Here’s how she alludes to Malraux’s acquisition of the Maillol bequest in “The Statues Taken Down.”
“‘Is it true,” her father asked, as if she should know, “that they are taking down the statues in the Tuileries and replacing them with Maillols?’ She did not know and he did not bestir himself to see. ‘They were wild and romantic,’ he said, ‘and the Maillols will look damn silly with pigeons on their heads.’”
It’s a passing reference, but I think there may be more of Maillol and his story in the story than those few lines disclose. Maillol, in this regard, is his own intriguing, rather sensational line of inquiry. But that will be for next time, either tomorrow or Wednesday, whatever time and will permits.
Victoria Day has lost whatever lustre it once had, for sure, and I don’t mourn its passing. It remains the day when, on the prairies, you can safely plant your garden without fear of frost, and that’s something to be glad of. It’s a day off for many, a time, perhaps, for quiet contemplation. Last night, just before sunset, I wandered down to the Vancouver Art Gallery where the south side steps, on Robson, have been for many months now the site of a moving installation — shoes, dresses, personal effects, teddy bears — memorializing the children, some named, some not, who died in residential schools. It is more powerful than any statue. I don’t think it will be taken down any time soon.

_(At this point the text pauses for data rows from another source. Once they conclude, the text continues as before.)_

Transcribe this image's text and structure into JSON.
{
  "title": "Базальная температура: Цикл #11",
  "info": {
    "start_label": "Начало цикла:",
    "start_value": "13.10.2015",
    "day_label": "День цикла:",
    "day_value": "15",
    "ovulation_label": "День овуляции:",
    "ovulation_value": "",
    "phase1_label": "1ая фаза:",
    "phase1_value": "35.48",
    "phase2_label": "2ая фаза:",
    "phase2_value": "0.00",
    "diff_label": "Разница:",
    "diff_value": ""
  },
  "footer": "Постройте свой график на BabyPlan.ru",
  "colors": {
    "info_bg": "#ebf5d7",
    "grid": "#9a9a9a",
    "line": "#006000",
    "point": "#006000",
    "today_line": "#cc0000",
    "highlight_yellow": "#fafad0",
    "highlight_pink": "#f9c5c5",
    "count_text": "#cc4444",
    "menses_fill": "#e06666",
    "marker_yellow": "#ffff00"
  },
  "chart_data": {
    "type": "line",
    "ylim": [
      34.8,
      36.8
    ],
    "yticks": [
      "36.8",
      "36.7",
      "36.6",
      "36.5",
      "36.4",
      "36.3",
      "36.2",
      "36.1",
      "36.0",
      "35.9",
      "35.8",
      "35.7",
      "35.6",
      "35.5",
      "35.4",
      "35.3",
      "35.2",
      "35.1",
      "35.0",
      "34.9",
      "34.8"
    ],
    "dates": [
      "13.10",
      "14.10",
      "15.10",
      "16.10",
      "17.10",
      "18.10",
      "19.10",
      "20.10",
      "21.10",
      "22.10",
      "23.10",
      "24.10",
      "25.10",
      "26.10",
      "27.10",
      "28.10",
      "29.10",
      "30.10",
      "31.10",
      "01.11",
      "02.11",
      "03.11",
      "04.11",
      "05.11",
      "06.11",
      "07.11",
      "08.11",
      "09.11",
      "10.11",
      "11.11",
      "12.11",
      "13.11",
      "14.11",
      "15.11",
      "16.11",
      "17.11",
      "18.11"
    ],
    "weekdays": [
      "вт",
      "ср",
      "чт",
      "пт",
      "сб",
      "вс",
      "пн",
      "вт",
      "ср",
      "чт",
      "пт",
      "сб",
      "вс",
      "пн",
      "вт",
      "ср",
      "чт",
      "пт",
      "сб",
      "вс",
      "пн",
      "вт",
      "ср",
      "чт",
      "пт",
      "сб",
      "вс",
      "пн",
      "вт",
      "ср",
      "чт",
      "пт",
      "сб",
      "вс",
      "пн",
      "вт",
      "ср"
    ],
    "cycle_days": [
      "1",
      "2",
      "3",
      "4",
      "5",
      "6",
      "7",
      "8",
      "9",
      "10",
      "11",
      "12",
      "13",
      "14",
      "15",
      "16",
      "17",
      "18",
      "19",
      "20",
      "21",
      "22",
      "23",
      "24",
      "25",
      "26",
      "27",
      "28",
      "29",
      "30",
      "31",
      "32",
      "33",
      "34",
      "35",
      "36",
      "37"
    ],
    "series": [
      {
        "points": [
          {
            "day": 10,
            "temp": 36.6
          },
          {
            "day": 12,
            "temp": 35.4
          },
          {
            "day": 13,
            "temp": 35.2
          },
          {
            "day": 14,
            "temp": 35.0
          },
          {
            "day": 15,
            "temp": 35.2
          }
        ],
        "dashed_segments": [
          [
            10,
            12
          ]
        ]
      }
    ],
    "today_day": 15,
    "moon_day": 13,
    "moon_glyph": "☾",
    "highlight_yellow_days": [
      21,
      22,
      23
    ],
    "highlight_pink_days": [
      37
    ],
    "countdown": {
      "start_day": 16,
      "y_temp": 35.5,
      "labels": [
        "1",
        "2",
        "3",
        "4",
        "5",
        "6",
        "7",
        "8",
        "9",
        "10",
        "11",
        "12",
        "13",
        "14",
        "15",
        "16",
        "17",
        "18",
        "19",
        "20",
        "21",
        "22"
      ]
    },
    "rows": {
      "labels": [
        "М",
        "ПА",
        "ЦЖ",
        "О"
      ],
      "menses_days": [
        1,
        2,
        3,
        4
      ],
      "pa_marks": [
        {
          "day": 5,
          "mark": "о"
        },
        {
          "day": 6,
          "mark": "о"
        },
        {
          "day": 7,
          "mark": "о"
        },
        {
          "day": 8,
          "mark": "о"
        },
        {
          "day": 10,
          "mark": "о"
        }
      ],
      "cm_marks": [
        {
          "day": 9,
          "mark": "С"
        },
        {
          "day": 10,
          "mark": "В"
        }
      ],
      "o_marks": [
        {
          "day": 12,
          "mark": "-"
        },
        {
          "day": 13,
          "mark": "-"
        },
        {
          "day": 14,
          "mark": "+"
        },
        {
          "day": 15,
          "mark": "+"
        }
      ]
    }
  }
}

Thanks for reading, xo, B
I trust you let the powers that be know that, according to Wikipedia, "Durbin was well known in Winnipeg, Manitoba (her place of birth), as "Winnipeg's Golden Girl" (a reference to one of the city's most famous landmarks, the statue Golden Boy atop the Manitoba Legislative Building)."
I love that she quit at the peak of her popularity: "I can't run around being a Little Miss Fix-It who bursts into song—the highest-paid star with the poorest material." But oh my, to have passed on My Fair Lady, The Student Prince, and the West End and film version of Kiss Me Kate! Weird to have stay retired when the material finally lived up to her, or maybe she'd lost the drive. For sure, Winnipeg would have paid attention to her centenary if she'd notched those. Life.
I totally agree with MG about Creative Writing departments, especially now. Today, I think they'd terrify any original idea or point of view right back into the pen. It does seem off, though, that, in 1984 she thought you couldn't write and have a family life: Did she resent Alice Munro and Margaret Atwood, do you now? The Sixties made all the difference.